Old furniture can be given a fabulous new lease of life with a lick of paint, some awesome tips from, and a bit of imagination.

Painting old furniture to make it look like new again serves many purposes. It can help stretch the budget when you are setting up home and can’t afford new furniture. It can offer a small business opportunity if you buy up an old furniture at garage sales and re-vamp it for resale. It helps people striving for a more sustainable way of living; very often furniture is discarded well before it is worn out, and is perfectly good to use for many years.

The first thing you need to do when painting old furniture is to make sure it is suitable. Make sure that it doesn’t have any woodworm in it before bringing it into your house (or wooden shed!). Check for repairs that need to be made, and be prepared to do these.

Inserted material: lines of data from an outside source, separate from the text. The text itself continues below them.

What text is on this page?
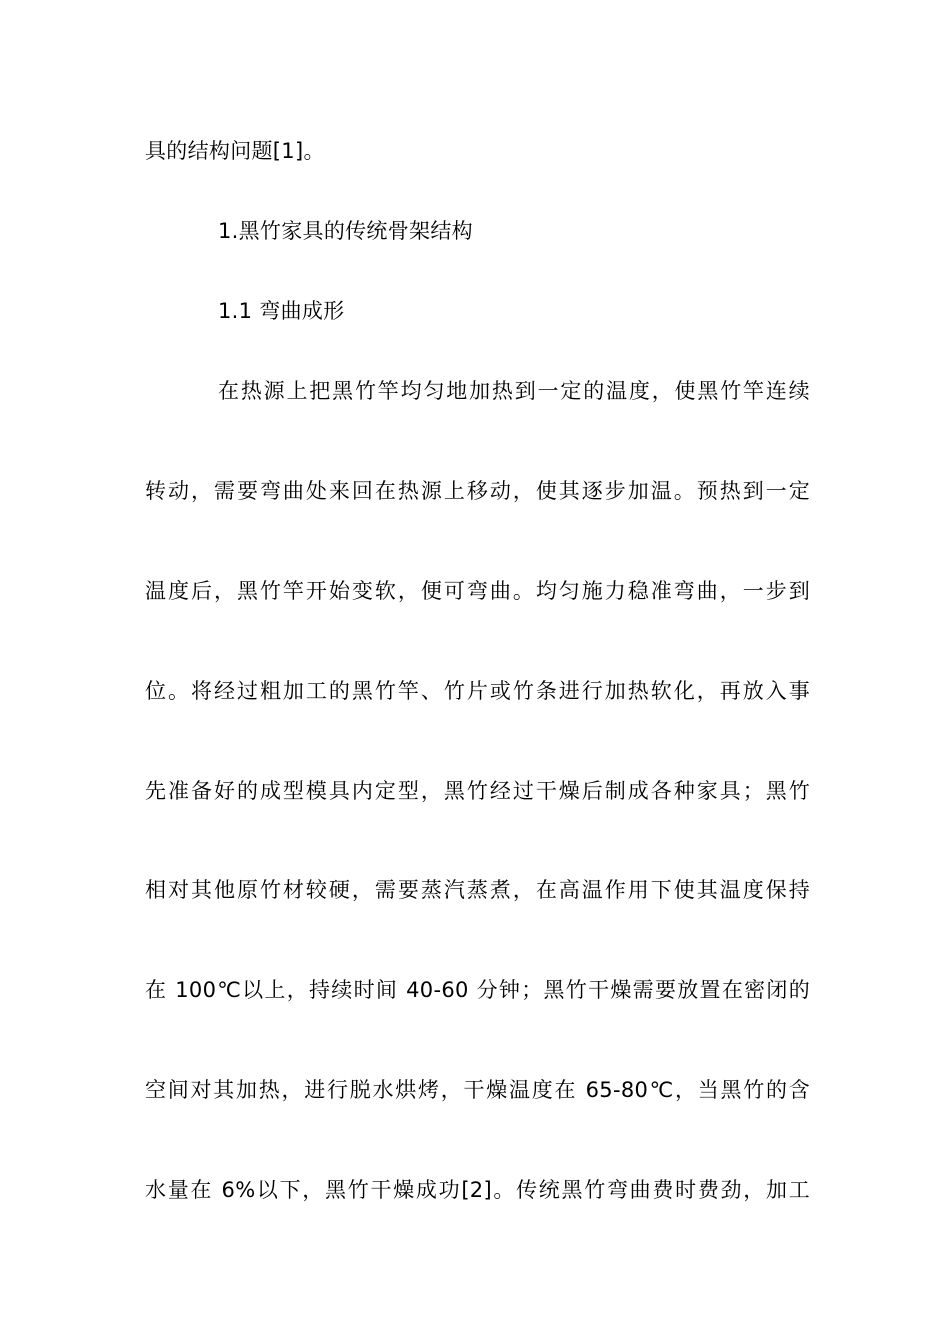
具的结构问题[1]。
1.黑竹家具的传统骨架结构
1.1 弯曲成形
在热源上把黑竹竿均匀地加热到一定的温度，使黑竹竿连续
转动，需要弯曲处来回在热源上移动，使其逐步加温。预热到一定
温度后，黑竹竿开始变软，便可弯曲。均匀施力稳准弯曲，一步到
位。将经过粗加工的黑竹竿、竹片或竹条进行加热软化，再放入事
先准备好的成型模具内定型，黑竹经过干燥后制成各种家具；黑竹
相对其他原竹材较硬，需要蒸汽蒸煮，在高温作用下使其温度保持
在 100℃以上，持续时间 40-60 分钟；黑竹干燥需要放置在密闭的
空间对其加热，进行脱水烘烤，干燥温度在 65-80℃，当黑竹的含
水量在 6%以下，黑竹干燥成功[2]。传统黑竹弯曲费时费劲，加工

Strip the old paint off using a proprietary paint stripping compound or a sheet of sandpaper. I like to use a combination of these two methods, using sandpaper for the large, flat areas, because it is more environmentally friendly, and to be honest, I need the exercise! Once the bulk of the paint is removed, I used a gel paint stripper to get into the nooks and crannies. The stripper needs to be left alone for some time to do its work, so this is the time to go and get a cup of tea.

Remove the stripper with a damp rag and a stiff old toothbrush. Tease any odd scraps of paint away with the point of a Stanley knife. Wash the furniture to remove any remaining stripper. Let it dry.

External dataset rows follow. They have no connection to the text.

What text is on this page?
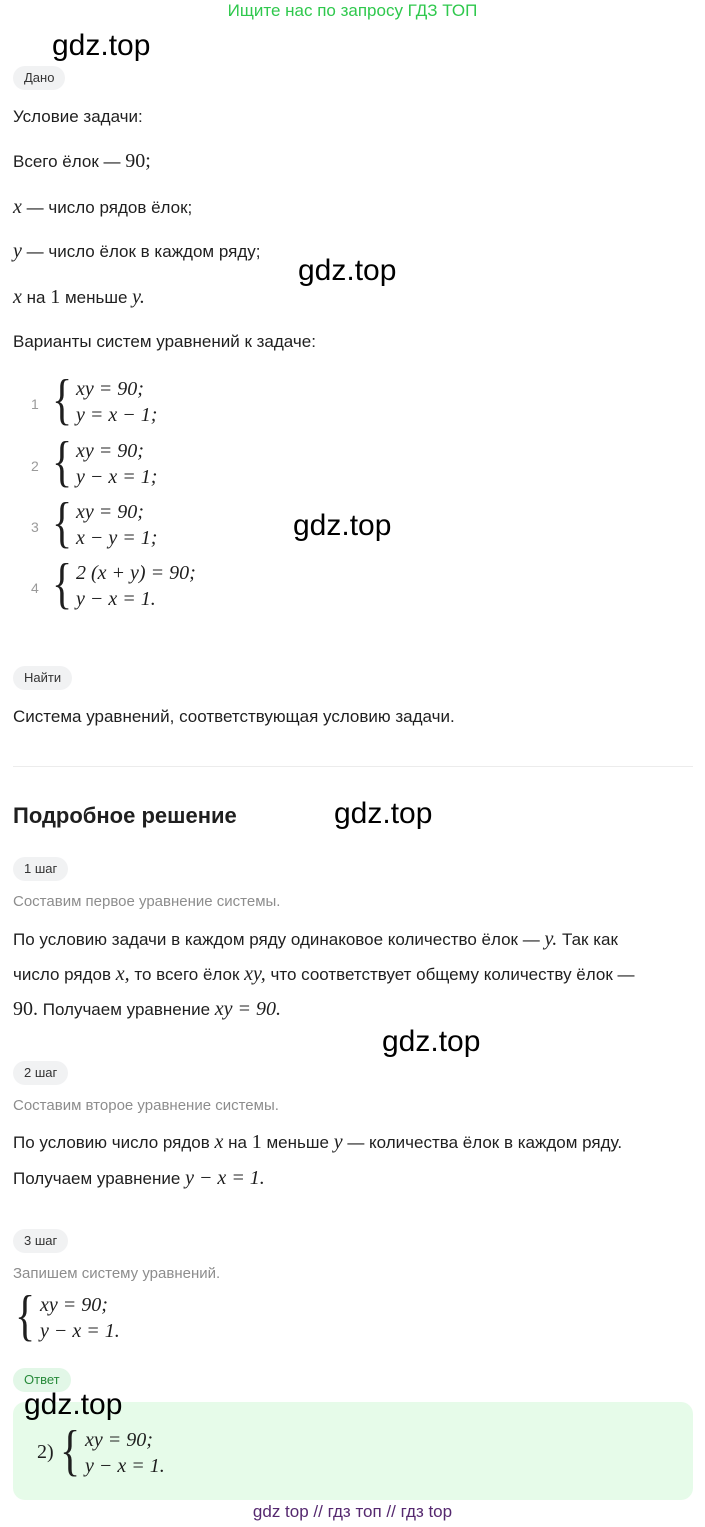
Ищите нас по запросу ГДЗ ТОП
gdz.top
gdz.top
gdz.top
gdz.top
gdz.top
Дано
Условие задачи:
Всего ёлок — 90;
x — число рядов ёлок;
y — число ёлок в каждом ряду;
x на 1 меньше y.
Варианты систем уравнений к задаче:
1 { xy = 90;
y = x − 1;
2 { xy = 90;
y − x = 1;
3 { xy = 90;
x − y = 1;
4 { 2 (x + y) = 90;
y − x = 1.
Найти
Система уравнений, соответствующая условию задачи.
Подробное решение
1 шаг
Составим первое уравнение системы.
По условию задачи в каждом ряду одинаковое количество ёлок — y. Так как
число рядов x, то всего ёлок xy, что соответствует общему количеству ёлок —
90. Получаем уравнение xy = 90.
2 шаг
Составим второе уравнение системы.
По условию число рядов x на 1 меньше y — количества ёлок в каждом ряду.
Получаем уравнение y − x = 1.
3 шаг
Запишем систему уравнений.
{ xy = 90;
y − x = 1.
Ответ
gdz.top
2) { xy = 90;
y − x = 1.
gdz top // гдз топ // гдз top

Look over the furniture carefully and see if any bits need sanding down, and make any repairs.

Start with a base coat of neutral-colored paint. I like to use water-based odor-free paint. Use a darker color if your top color is going to be dark, or a light color if your top color is going to be light. Let it dry.

Now add your topcoat. Use a medium-sized brush, and do it outside. I find that I usually splash paint everywhere when I do the fiddle bits.

Choose the color of your paint to match your decor. Use dark brown for a cozy look, to imitate wood. Use chalky whites and pastels for a weatherbeaten look. Use bright, shiny white for a clean, bedroom style.

Once this has dried, you can add some decorative folk art flowers and swirls, or just leave it plain. It may need a second coat.

There are several decorative effects you can use on your painted furniture. Try some of the new paint finishes, like chalky white paints which peel after time to look aged and interesting. You can wax the corners of furniture after the first coat so that the topcoat peels off and looks antique.

You can buy crackle-glaze paints which give a fantastic effect. These are just right for a bedroom or antique style living room. They come in two-stage. You paint on the base coat first, and then quickly add the topcoat, which cracks to reveal the underneath.

Take time to look through interior design magazines and to go round your local home improvement store to see which new paints have been introduced before deciding how to proceed with your painted furniture. But beware it does become addictive and you might find that you end up painting everything in your house!